Writers like Cesaire were attracted to surrealism’s life-giving potential, its democratization of brilliance, how it made the comfortable uncomfortable, how it broke down binaries and produced new syntheses. Against the rationalist nightmare of colonialism and capitalism, 20th century Black surrealism argued for a commitment to the marvelous, and to dreaming a collective future.
I’ll end with a quote from Suzanne Césaire, a surrealist writer and theorist who is less well-known in part because of her social reproductive tasks as Aimé Césaire‘s wife.
Millions of Black hands, across raging clouds of world war, will spread terror everywhere. Roused from a long benumbing torpor, this most deprived of all people will rise up, upon plains of ashes.
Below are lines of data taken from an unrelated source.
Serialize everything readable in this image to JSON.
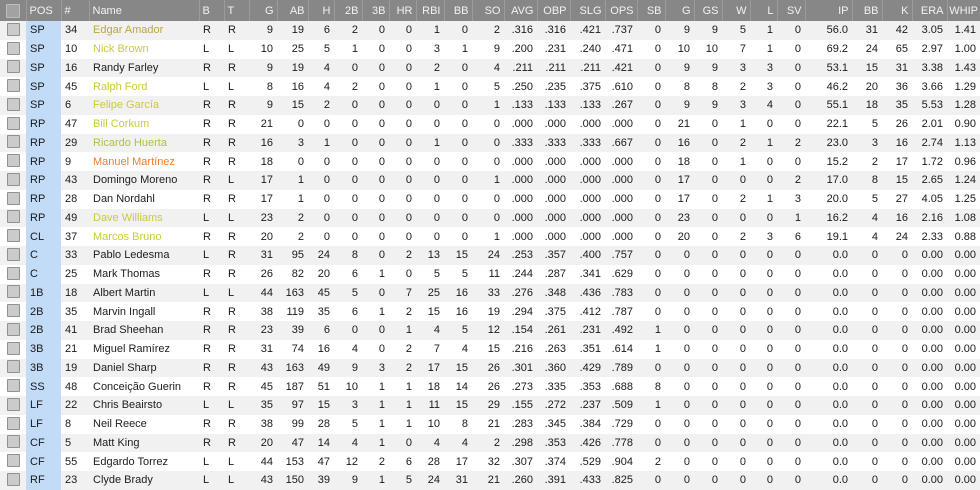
{
  "colors": {
    "default": "#1d1d1d",
    "gold": "#b9a646",
    "yellow": "#c8cb38",
    "olive": "#b2bf42",
    "orange": "#ef7e2f",
    "header_bg": "#878787",
    "pos_col_bg": "#c2dbf7",
    "stripe": "#f1f1f1"
  },
  "table": {
    "columns": [
      {
        "key": "select",
        "label": "",
        "align": "center"
      },
      {
        "key": "pos",
        "label": "POS",
        "align": "left"
      },
      {
        "key": "num",
        "label": "#",
        "align": "left"
      },
      {
        "key": "name",
        "label": "Name",
        "align": "left"
      },
      {
        "key": "b",
        "label": "B",
        "align": "left"
      },
      {
        "key": "t",
        "label": "T",
        "align": "left"
      },
      {
        "key": "g",
        "label": "G",
        "align": "right"
      },
      {
        "key": "ab",
        "label": "AB",
        "align": "right"
      },
      {
        "key": "h",
        "label": "H",
        "align": "right"
      },
      {
        "key": "b2",
        "label": "2B",
        "align": "right"
      },
      {
        "key": "b3",
        "label": "3B",
        "align": "right"
      },
      {
        "key": "hr",
        "label": "HR",
        "align": "right"
      },
      {
        "key": "rbi",
        "label": "RBI",
        "align": "right"
      },
      {
        "key": "bb",
        "label": "BB",
        "align": "right"
      },
      {
        "key": "so",
        "label": "SO",
        "align": "right"
      },
      {
        "key": "avg",
        "label": "AVG",
        "align": "right"
      },
      {
        "key": "obp",
        "label": "OBP",
        "align": "right"
      },
      {
        "key": "slg",
        "label": "SLG",
        "align": "right"
      },
      {
        "key": "ops",
        "label": "OPS",
        "align": "right"
      },
      {
        "key": "sb",
        "label": "SB",
        "align": "right"
      },
      {
        "key": "pg",
        "label": "G",
        "align": "right"
      },
      {
        "key": "pgs",
        "label": "GS",
        "align": "right"
      },
      {
        "key": "pw",
        "label": "W",
        "align": "right"
      },
      {
        "key": "pl",
        "label": "L",
        "align": "right"
      },
      {
        "key": "psv",
        "label": "SV",
        "align": "right"
      },
      {
        "key": "ip",
        "label": "IP",
        "align": "right"
      },
      {
        "key": "pbb",
        "label": "BB",
        "align": "right"
      },
      {
        "key": "pk",
        "label": "K",
        "align": "right"
      },
      {
        "key": "era",
        "label": "ERA",
        "align": "right"
      },
      {
        "key": "whip",
        "label": "WHIP",
        "align": "right"
      }
    ],
    "rows": [
      {
        "pos": "SP",
        "num": "34",
        "name": "Edgar Amador",
        "color": "gold",
        "b": "R",
        "t": "R",
        "vals": [
          "9",
          "19",
          "6",
          "2",
          "0",
          "0",
          "1",
          "0",
          "2",
          ".316",
          ".316",
          ".421",
          ".737",
          "0",
          "9",
          "9",
          "5",
          "1",
          "0",
          "56.0",
          "31",
          "42",
          "3.05",
          "1.41"
        ]
      },
      {
        "pos": "SP",
        "num": "10",
        "name": "Nick Brown",
        "color": "yellow",
        "b": "L",
        "t": "L",
        "vals": [
          "10",
          "25",
          "5",
          "1",
          "0",
          "0",
          "3",
          "1",
          "9",
          ".200",
          ".231",
          ".240",
          ".471",
          "0",
          "10",
          "10",
          "7",
          "1",
          "0",
          "69.2",
          "24",
          "65",
          "2.97",
          "1.00"
        ]
      },
      {
        "pos": "SP",
        "num": "16",
        "name": "Randy Farley",
        "color": "default",
        "b": "R",
        "t": "R",
        "vals": [
          "9",
          "19",
          "4",
          "0",
          "0",
          "0",
          "2",
          "0",
          "4",
          ".211",
          ".211",
          ".211",
          ".421",
          "0",
          "9",
          "9",
          "3",
          "3",
          "0",
          "53.1",
          "15",
          "31",
          "3.38",
          "1.43"
        ]
      },
      {
        "pos": "SP",
        "num": "45",
        "name": "Ralph Ford",
        "color": "yellow",
        "b": "L",
        "t": "L",
        "vals": [
          "8",
          "16",
          "4",
          "2",
          "0",
          "0",
          "1",
          "0",
          "5",
          ".250",
          ".235",
          ".375",
          ".610",
          "0",
          "8",
          "8",
          "2",
          "3",
          "0",
          "46.2",
          "20",
          "36",
          "3.66",
          "1.29"
        ]
      },
      {
        "pos": "SP",
        "num": "6",
        "name": "Felipe García",
        "color": "yellow",
        "b": "R",
        "t": "R",
        "vals": [
          "9",
          "15",
          "2",
          "0",
          "0",
          "0",
          "0",
          "0",
          "1",
          ".133",
          ".133",
          ".133",
          ".267",
          "0",
          "9",
          "9",
          "3",
          "4",
          "0",
          "55.1",
          "18",
          "35",
          "5.53",
          "1.28"
        ]
      },
      {
        "pos": "RP",
        "num": "47",
        "name": "Bill Corkum",
        "color": "yellow",
        "b": "R",
        "t": "R",
        "vals": [
          "21",
          "0",
          "0",
          "0",
          "0",
          "0",
          "0",
          "0",
          "0",
          ".000",
          ".000",
          ".000",
          ".000",
          "0",
          "21",
          "0",
          "1",
          "0",
          "0",
          "22.1",
          "5",
          "26",
          "2.01",
          "0.90"
        ]
      },
      {
        "pos": "RP",
        "num": "29",
        "name": "Ricardo Huerta",
        "color": "olive",
        "b": "R",
        "t": "R",
        "vals": [
          "16",
          "3",
          "1",
          "0",
          "0",
          "0",
          "1",
          "0",
          "0",
          ".333",
          ".333",
          ".333",
          ".667",
          "0",
          "16",
          "0",
          "2",
          "1",
          "2",
          "23.0",
          "3",
          "16",
          "2.74",
          "1.13"
        ]
      },
      {
        "pos": "RP",
        "num": "9",
        "name": "Manuel Martínez",
        "color": "orange",
        "b": "R",
        "t": "R",
        "vals": [
          "18",
          "0",
          "0",
          "0",
          "0",
          "0",
          "0",
          "0",
          "0",
          ".000",
          ".000",
          ".000",
          ".000",
          "0",
          "18",
          "0",
          "1",
          "0",
          "0",
          "15.2",
          "2",
          "17",
          "1.72",
          "0.96"
        ]
      },
      {
        "pos": "RP",
        "num": "43",
        "name": "Domingo Moreno",
        "color": "default",
        "b": "R",
        "t": "L",
        "vals": [
          "17",
          "1",
          "0",
          "0",
          "0",
          "0",
          "0",
          "0",
          "1",
          ".000",
          ".000",
          ".000",
          ".000",
          "0",
          "17",
          "0",
          "0",
          "0",
          "2",
          "17.0",
          "8",
          "15",
          "2.65",
          "1.24"
        ]
      },
      {
        "pos": "RP",
        "num": "28",
        "name": "Dan Nordahl",
        "color": "default",
        "b": "R",
        "t": "R",
        "vals": [
          "17",
          "1",
          "0",
          "0",
          "0",
          "0",
          "0",
          "0",
          "0",
          ".000",
          ".000",
          ".000",
          ".000",
          "0",
          "17",
          "0",
          "2",
          "1",
          "3",
          "20.0",
          "5",
          "27",
          "4.05",
          "1.25"
        ]
      },
      {
        "pos": "RP",
        "num": "49",
        "name": "Dave Williams",
        "color": "yellow",
        "b": "L",
        "t": "L",
        "vals": [
          "23",
          "2",
          "0",
          "0",
          "0",
          "0",
          "0",
          "0",
          "0",
          ".000",
          ".000",
          ".000",
          ".000",
          "0",
          "23",
          "0",
          "0",
          "0",
          "1",
          "16.2",
          "4",
          "16",
          "2.16",
          "1.08"
        ]
      },
      {
        "pos": "CL",
        "num": "37",
        "name": "Marcos Bruno",
        "color": "yellow",
        "b": "R",
        "t": "R",
        "vals": [
          "20",
          "2",
          "0",
          "0",
          "0",
          "0",
          "0",
          "0",
          "1",
          ".000",
          ".000",
          ".000",
          ".000",
          "0",
          "20",
          "0",
          "2",
          "3",
          "6",
          "19.1",
          "4",
          "24",
          "2.33",
          "0.88"
        ]
      },
      {
        "pos": "C",
        "num": "33",
        "name": "Pablo Ledesma",
        "color": "default",
        "b": "L",
        "t": "R",
        "vals": [
          "31",
          "95",
          "24",
          "8",
          "0",
          "2",
          "13",
          "15",
          "24",
          ".253",
          ".357",
          ".400",
          ".757",
          "0",
          "0",
          "0",
          "0",
          "0",
          "0",
          "0.0",
          "0",
          "0",
          "0.00",
          "0.00"
        ]
      },
      {
        "pos": "C",
        "num": "25",
        "name": "Mark Thomas",
        "color": "default",
        "b": "R",
        "t": "R",
        "vals": [
          "26",
          "82",
          "20",
          "6",
          "1",
          "0",
          "5",
          "5",
          "11",
          ".244",
          ".287",
          ".341",
          ".629",
          "0",
          "0",
          "0",
          "0",
          "0",
          "0",
          "0.0",
          "0",
          "0",
          "0.00",
          "0.00"
        ]
      },
      {
        "pos": "1B",
        "num": "18",
        "name": "Albert Martin",
        "color": "default",
        "b": "L",
        "t": "L",
        "vals": [
          "44",
          "163",
          "45",
          "5",
          "0",
          "7",
          "25",
          "16",
          "33",
          ".276",
          ".348",
          ".436",
          ".783",
          "0",
          "0",
          "0",
          "0",
          "0",
          "0",
          "0.0",
          "0",
          "0",
          "0.00",
          "0.00"
        ]
      },
      {
        "pos": "2B",
        "num": "35",
        "name": "Marvin Ingall",
        "color": "default",
        "b": "R",
        "t": "R",
        "vals": [
          "38",
          "119",
          "35",
          "6",
          "1",
          "2",
          "15",
          "16",
          "19",
          ".294",
          ".375",
          ".412",
          ".787",
          "0",
          "0",
          "0",
          "0",
          "0",
          "0",
          "0.0",
          "0",
          "0",
          "0.00",
          "0.00"
        ]
      },
      {
        "pos": "2B",
        "num": "41",
        "name": "Brad Sheehan",
        "color": "default",
        "b": "R",
        "t": "R",
        "vals": [
          "23",
          "39",
          "6",
          "0",
          "0",
          "1",
          "4",
          "5",
          "12",
          ".154",
          ".261",
          ".231",
          ".492",
          "1",
          "0",
          "0",
          "0",
          "0",
          "0",
          "0.0",
          "0",
          "0",
          "0.00",
          "0.00"
        ]
      },
      {
        "pos": "3B",
        "num": "21",
        "name": "Miguel Ramírez",
        "color": "default",
        "b": "R",
        "t": "R",
        "vals": [
          "31",
          "74",
          "16",
          "4",
          "0",
          "2",
          "7",
          "4",
          "15",
          ".216",
          ".263",
          ".351",
          ".614",
          "1",
          "0",
          "0",
          "0",
          "0",
          "0",
          "0.0",
          "0",
          "0",
          "0.00",
          "0.00"
        ]
      },
      {
        "pos": "3B",
        "num": "19",
        "name": "Daniel Sharp",
        "color": "default",
        "b": "R",
        "t": "R",
        "vals": [
          "43",
          "163",
          "49",
          "9",
          "3",
          "2",
          "17",
          "15",
          "26",
          ".301",
          ".360",
          ".429",
          ".789",
          "0",
          "0",
          "0",
          "0",
          "0",
          "0",
          "0.0",
          "0",
          "0",
          "0.00",
          "0.00"
        ]
      },
      {
        "pos": "SS",
        "num": "48",
        "name": "Conceição Guerin",
        "color": "default",
        "b": "R",
        "t": "R",
        "vals": [
          "45",
          "187",
          "51",
          "10",
          "1",
          "1",
          "18",
          "14",
          "26",
          ".273",
          ".335",
          ".353",
          ".688",
          "8",
          "0",
          "0",
          "0",
          "0",
          "0",
          "0.0",
          "0",
          "0",
          "0.00",
          "0.00"
        ]
      },
      {
        "pos": "LF",
        "num": "22",
        "name": "Chris Beairsto",
        "color": "default",
        "b": "L",
        "t": "L",
        "vals": [
          "35",
          "97",
          "15",
          "3",
          "1",
          "1",
          "11",
          "15",
          "29",
          ".155",
          ".272",
          ".237",
          ".509",
          "1",
          "0",
          "0",
          "0",
          "0",
          "0",
          "0.0",
          "0",
          "0",
          "0.00",
          "0.00"
        ]
      },
      {
        "pos": "LF",
        "num": "8",
        "name": "Neil Reece",
        "color": "default",
        "b": "R",
        "t": "R",
        "vals": [
          "38",
          "99",
          "28",
          "5",
          "1",
          "1",
          "10",
          "8",
          "21",
          ".283",
          ".345",
          ".384",
          ".729",
          "0",
          "0",
          "0",
          "0",
          "0",
          "0",
          "0.0",
          "0",
          "0",
          "0.00",
          "0.00"
        ]
      },
      {
        "pos": "CF",
        "num": "5",
        "name": "Matt King",
        "color": "default",
        "b": "R",
        "t": "R",
        "vals": [
          "20",
          "47",
          "14",
          "4",
          "1",
          "0",
          "4",
          "4",
          "2",
          ".298",
          ".353",
          ".426",
          ".778",
          "0",
          "0",
          "0",
          "0",
          "0",
          "0",
          "0.0",
          "0",
          "0",
          "0.00",
          "0.00"
        ]
      },
      {
        "pos": "CF",
        "num": "55",
        "name": "Edgardo Torrez",
        "color": "default",
        "b": "L",
        "t": "L",
        "vals": [
          "44",
          "153",
          "47",
          "12",
          "2",
          "6",
          "28",
          "17",
          "32",
          ".307",
          ".374",
          ".529",
          ".904",
          "2",
          "0",
          "0",
          "0",
          "0",
          "0",
          "0.0",
          "0",
          "0",
          "0.00",
          "0.00"
        ]
      },
      {
        "pos": "RF",
        "num": "23",
        "name": "Clyde Brady",
        "color": "default",
        "b": "L",
        "t": "L",
        "vals": [
          "43",
          "150",
          "39",
          "9",
          "1",
          "5",
          "24",
          "31",
          "21",
          ".260",
          ".391",
          ".433",
          ".825",
          "0",
          "0",
          "0",
          "0",
          "0",
          "0",
          "0.0",
          "0",
          "0",
          "0.00",
          "0.00"
        ]
      }
    ]
  }
}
Our surrealism will then supply them the leaven from their very depths. It will be time finally to transcend the sordid contemporary antimonies… Colonial idiocies will be purified by the welding arc’s blue flame. The mettle of our metal, our cutting edge of steel, our unique communions – all will be recovered.
Surrealism, tightrope of our hope.
Holly Lewis is the author of The Politics of Everybody: Feminism, Queer Theory, and Marxism at the Intersection (2016), part of the editorial board of Spectre journal, and an associate professor of philosophy at Texas State University.